# why does my Mona keep barking at her food bowl?



## USMCxJames (Dec 19, 2010)

it's become almost a habitual thing for her. It started off innocently once in awhile but now it seems like she's constantly barking at her food and keeps trying to tip over the food bowl while she's eating at the sametime. Is this a phase or something I need to correct now?


----------



## lgnutah (Feb 26, 2007)

Do you mean she barks at the empty bowl?
I was wondering if she somehow connected barking with food being put in the bowl in the past, so now she thinks if she barks more food will appear?


----------



## USMCxJames (Dec 19, 2010)

sorry I should have specified that she only barks when there's food in the bowl.

It's almost like she's playing around with her food. I'm not sure if I should consider this normal and classified as childs play or be genuinely worried.

What can she possibly be trying to do or say with her barking at her food?


----------



## Oaklys Dad (Dec 28, 2005)

That is a new one to me. I wonder if she might have been scared by her bowl. I wonder if a change to plastic or ceramic bowl might help.


----------



## lgnutah (Feb 26, 2007)

Good possibility, Rob, if it's stainless steel maybe she is seeing her reflection in the bowl


----------



## diane0905 (Aug 20, 2010)

I don't know, but my first name is Mona so I'm stopping in to say fine name. :

My dog barks occasionally at emptiness in a room -- not often, but every once in a while. He also barks at things out of place at times -- like if the vacuum cleaner is out or the television is on pause. 

Has your dog always been on the same food? I'm thinking perhaps if it is a new food she may not like it so much. Or does she have a new bowl? Is it metal? She may see herself in it.


----------



## USMCxJames (Dec 19, 2010)

she's been fed the same diet since I've had her.

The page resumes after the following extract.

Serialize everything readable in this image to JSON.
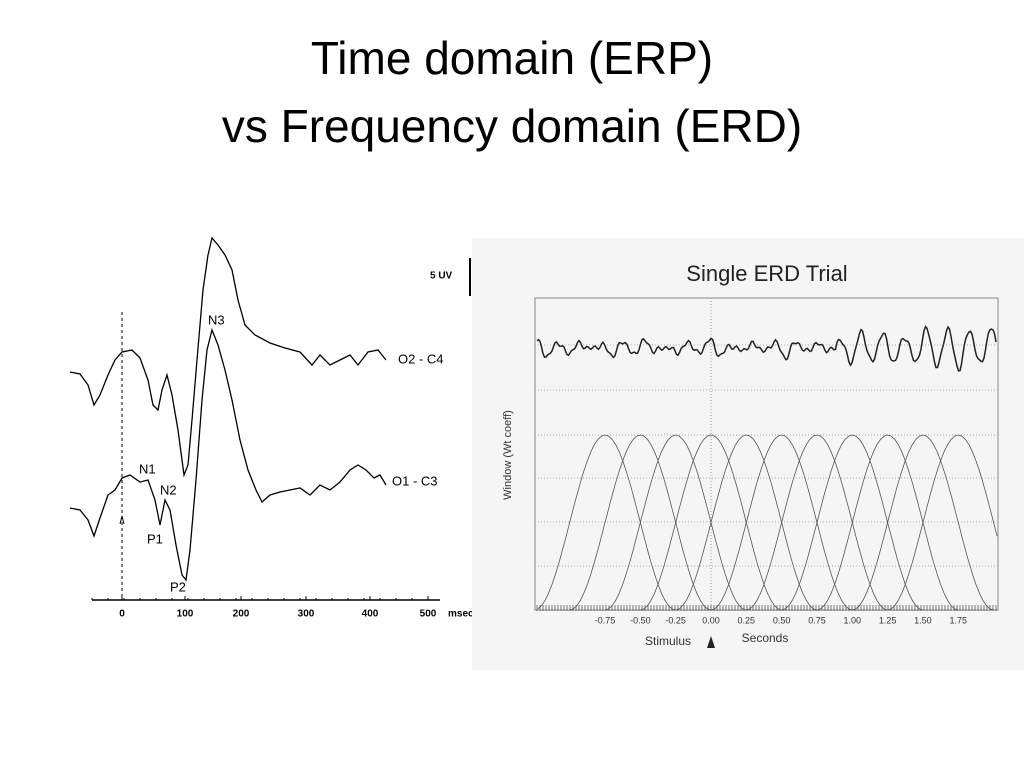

Her own reflection in her food bowl might be a good possibility. She'll playfully bark and scratch at her food bowl.


----------



## Our3dogs (Apr 3, 2008)

Since you confirmed it is a metal bowl, I bet she is either seeing her reflection, or shadows as she moves her head in and out of the bowl. While she might not have done it in the begining, as she get's older they start to notice new things. Our Logan is a shadow chaser and that is exactly what he does when he watches shadows. Try a plastic bowl to see if it makes a difference.


----------